By the end of the year Obama is likely to be on a par with the Clown in Whitehall, and anything he says will regarded internationally as a joke. However, he will get his bonus from Goldman Sachs for all the good work he has done so far in progressing the money-lenders agenda .... probably all that really matters to Obama.

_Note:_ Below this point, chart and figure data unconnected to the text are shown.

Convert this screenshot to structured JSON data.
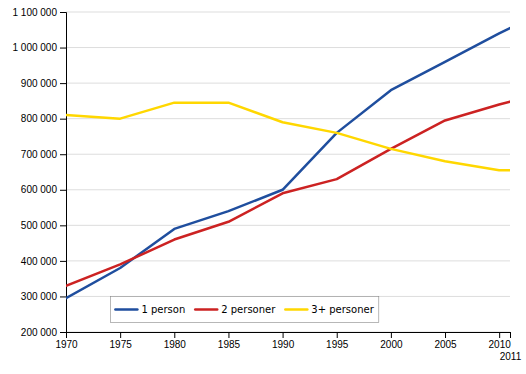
{
  "chart_data": {
    "type": "line",
    "x": [
      1970,
      1975,
      1980,
      1985,
      1990,
      1995,
      2000,
      2005,
      2010,
      2011
    ],
    "series": [
      {
        "name": "1 person",
        "color": "#1F4E9E",
        "values": [
          295000,
          380000,
          490000,
          540000,
          600000,
          760000,
          880000,
          960000,
          1040000,
          1055000
        ]
      },
      {
        "name": "2 personer",
        "color": "#CC2222",
        "values": [
          330000,
          390000,
          460000,
          510000,
          590000,
          630000,
          715000,
          795000,
          840000,
          848000
        ]
      },
      {
        "name": "3+ personer",
        "color": "#FFD700",
        "values": [
          810000,
          800000,
          845000,
          845000,
          790000,
          760000,
          715000,
          680000,
          655000,
          655000
        ]
      }
    ],
    "xlim": [
      1970,
      2011
    ],
    "xticks": [
      1970,
      1975,
      1980,
      1985,
      1990,
      1995,
      2000,
      2005,
      2010,
      2011
    ],
    "ylim": [
      200000,
      1100000
    ],
    "yticks": [
      {
        "value": 200000,
        "label": "200 000"
      },
      {
        "value": 300000,
        "label": "300 000"
      },
      {
        "value": 400000,
        "label": "400 000"
      },
      {
        "value": 500000,
        "label": "500 000"
      },
      {
        "value": 600000,
        "label": "600 000"
      },
      {
        "value": 700000,
        "label": "700 000"
      },
      {
        "value": 800000,
        "label": "800 000"
      },
      {
        "value": 900000,
        "label": "900 000"
      },
      {
        "value": 1000000,
        "label": "1 000 000"
      },
      {
        "value": 1100000,
        "label": "1 100 000"
      }
    ],
    "grid": true,
    "legend": "lower left"
  }
}
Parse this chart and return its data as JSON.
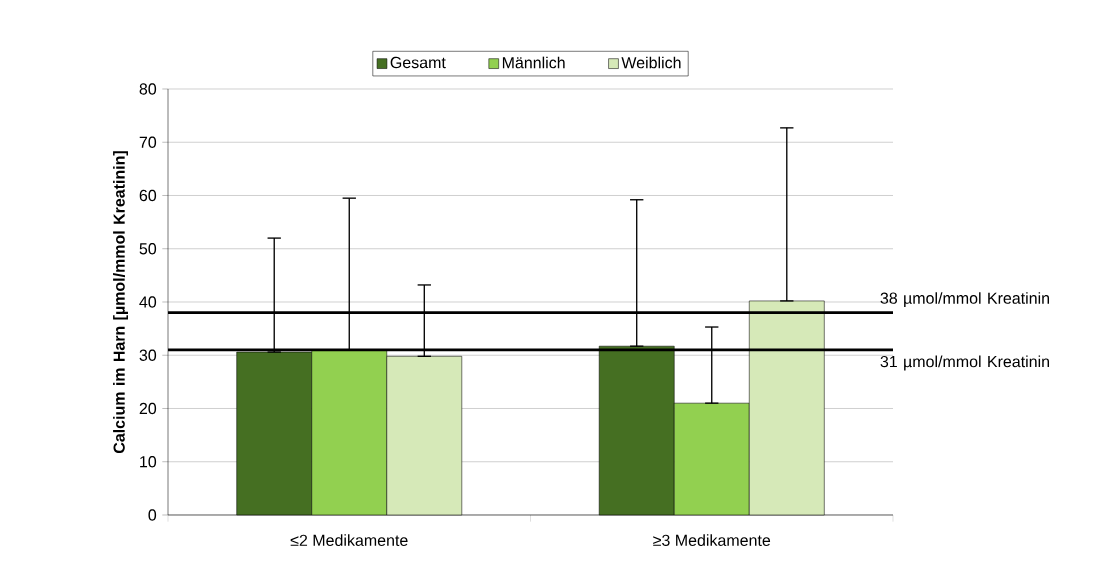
{
  "chart_data": {
    "type": "bar",
    "ylabel": "Calcium im Harn [µmol/mmol Kreatinin]",
    "categories": [
      "≤2 Medikamente",
      "≥3 Medikamente"
    ],
    "series": [
      {
        "name": "Gesamt",
        "color": "#456f22",
        "values": [
          30.6,
          31.7
        ],
        "errors": [
          [
            30.6,
            52
          ],
          [
            31.7,
            59.2
          ]
        ]
      },
      {
        "name": "Männlich",
        "color": "#92d050",
        "values": [
          31,
          21
        ],
        "errors": [
          [
            31,
            59.5
          ],
          [
            21,
            35.3
          ]
        ]
      },
      {
        "name": "Weiblich",
        "color": "#d6e9b8",
        "values": [
          29.8,
          40.2
        ],
        "errors": [
          [
            29.8,
            43.2
          ],
          [
            40.2,
            72.7
          ]
        ]
      }
    ],
    "ylim": [
      0,
      80
    ],
    "yticks": [
      0,
      10,
      20,
      30,
      40,
      50,
      60,
      70,
      80
    ],
    "grid": "y",
    "legend": "top",
    "ref_lines": [
      {
        "axis": "y",
        "value": 38,
        "label": "38 µmol/mmol Kreatinin"
      },
      {
        "axis": "y",
        "value": 31,
        "label": "31 µmol/mmol Kreatinin"
      }
    ]
  }
}
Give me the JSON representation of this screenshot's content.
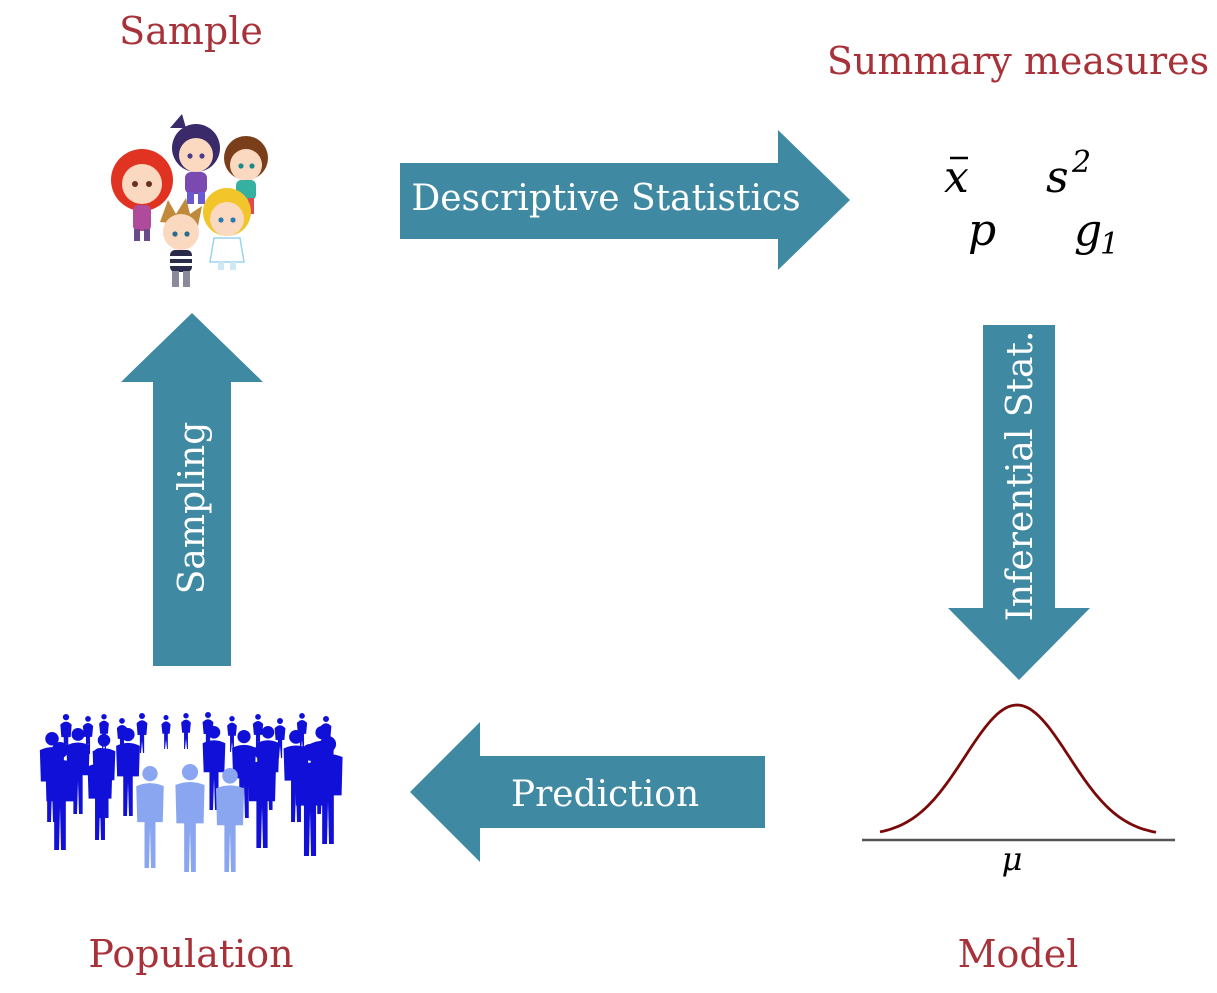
{
  "colors": {
    "label": "#a8323a",
    "arrow": "#3f8aa2",
    "curve": "#7a0a0a",
    "baseline": "#555555",
    "people_dark": "#1010d8",
    "people_light": "#8aa6f0"
  },
  "nodes": {
    "sample": {
      "label": "Sample",
      "icon": "children-cartoon-icon"
    },
    "summary": {
      "label": "Summary measures",
      "symbols": {
        "mean": "x",
        "variance_base": "s",
        "variance_exp": "2",
        "proportion": "p",
        "skew_base": "g",
        "skew_sub": "1"
      }
    },
    "model": {
      "label": "Model",
      "mu": "μ",
      "icon": "normal-distribution-curve-icon"
    },
    "population": {
      "label": "Population",
      "icon": "crowd-silhouette-icon"
    }
  },
  "arrows": {
    "descriptive": {
      "label": "Descriptive Statistics",
      "direction": "right"
    },
    "inferential": {
      "label": "Inferential Stat.",
      "direction": "down"
    },
    "prediction": {
      "label": "Prediction",
      "direction": "left"
    },
    "sampling": {
      "label": "Sampling",
      "direction": "up"
    }
  }
}
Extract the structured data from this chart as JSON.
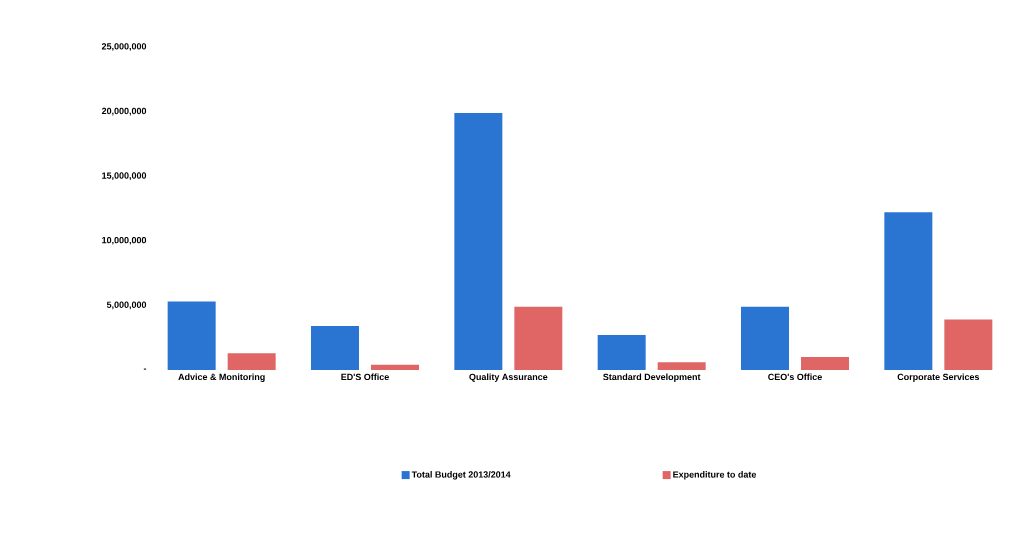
{
  "chart_data": {
    "type": "bar",
    "categories": [
      "Advice & Monitoring",
      "ED'S Office",
      "Quality Assurance",
      "Standard Development",
      "CEO's Office",
      "Corporate Services"
    ],
    "series": [
      {
        "name": "Total Budget 2013/2014",
        "color": "#2a74d2",
        "values": [
          5300000,
          3400000,
          19900000,
          2700000,
          4900000,
          12200000
        ]
      },
      {
        "name": "Expenditure to date",
        "color": "#e06666",
        "values": [
          1300000,
          400000,
          4900000,
          600000,
          1000000,
          3900000
        ]
      }
    ],
    "ylim": [
      0,
      25000000
    ],
    "yticks": [
      {
        "value": 0,
        "label": "-"
      },
      {
        "value": 5000000,
        "label": "5,000,000"
      },
      {
        "value": 10000000,
        "label": "10,000,000"
      },
      {
        "value": 15000000,
        "label": "15,000,000"
      },
      {
        "value": 20000000,
        "label": "20,000,000"
      },
      {
        "value": 25000000,
        "label": "25,000,000"
      }
    ],
    "legend": "bottom"
  }
}
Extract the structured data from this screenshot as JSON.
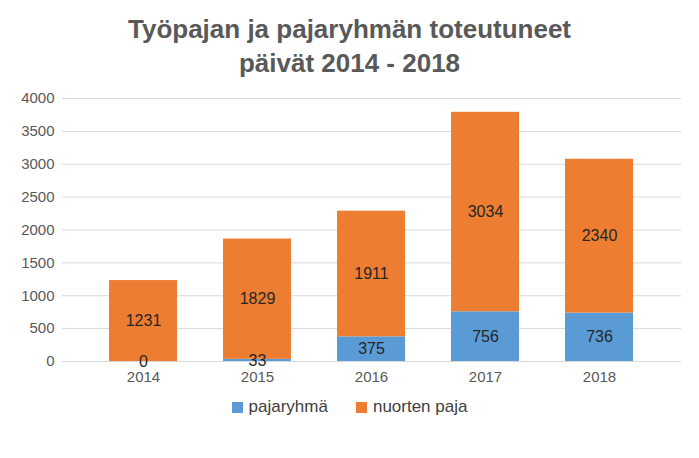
{
  "chart_data": {
    "type": "bar",
    "title": "Työpajan ja pajaryhmän toteutuneet päivät 2014 - 2018",
    "categories": [
      "2014",
      "2015",
      "2016",
      "2017",
      "2018"
    ],
    "series": [
      {
        "name": "pajaryhmä",
        "color": "#5b9bd5",
        "values": [
          0,
          33,
          375,
          756,
          736
        ]
      },
      {
        "name": "nuorten paja",
        "color": "#ed7d31",
        "values": [
          1231,
          1829,
          1911,
          3034,
          2340
        ]
      }
    ],
    "ylim": [
      0,
      4000
    ],
    "yticks": [
      0,
      500,
      1000,
      1500,
      2000,
      2500,
      3000,
      3500,
      4000
    ],
    "grid": true,
    "stacked": true,
    "data_labels": true,
    "legend": "bottom"
  }
}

Obama: a dumb remark from an apparently intelligent leader
[info]mikhalovich wrote:
Sunday, 5 July 2009 at 01:33 pm (UTC)
Obama's remark about Putin having one foot in the cold war is the most stupid, ill-informed comment yet to exit this apparently intelligent man's mouth. Not only Putin, but Elts'in the Drunk wanted to get on better with the United States. Elts'in went on his knees to do it, something Putin would not do, but he was willing to get on better with Washington, if the Americans reciprocated. But there was the problem. The Americans thought they had "won" the cold war. People in the Pentagon dreamed of breaking up the Soviet Union and could not believe their luck when this actually happened in 1991. We got them down, they thought, let's keep them there. So, contrary to promises made, the Americans pushed NATO right up to the doorstep of St. Petersburg. They brought in the nasty Polish nationalists who still cannot forget the 18th c. partitions of Poland. They brought down Yugoslavia. They engineered the so-called revolutions in the Ukraine and Georgia. They plan a missile system in eastern Europe allegedly to protect against Iran, but no thinking Russian would believe that fairy tale. Finally, after the Georgians attacked South Ossetia, the Russians said enough is enough, you crossed the red line. The crushed the Georgian army and could have, should have gone to Tbilisi to oust the half crazed nationalist Sakashvili. While the Russian government showed restraint, the American and most of the British press became unhinged, bathing in Russophobic, atavistic hysteria for which they should ever be ashamed, but of course will not be. After all this, Obama, the ever so intelligent, smooth, apparently intelligent American president has the gall to say Putin has one foot in the cold war. The Americans are habitual hypocrites, but Obama has outdone all his predecessors with this one unbelievably stupid comment.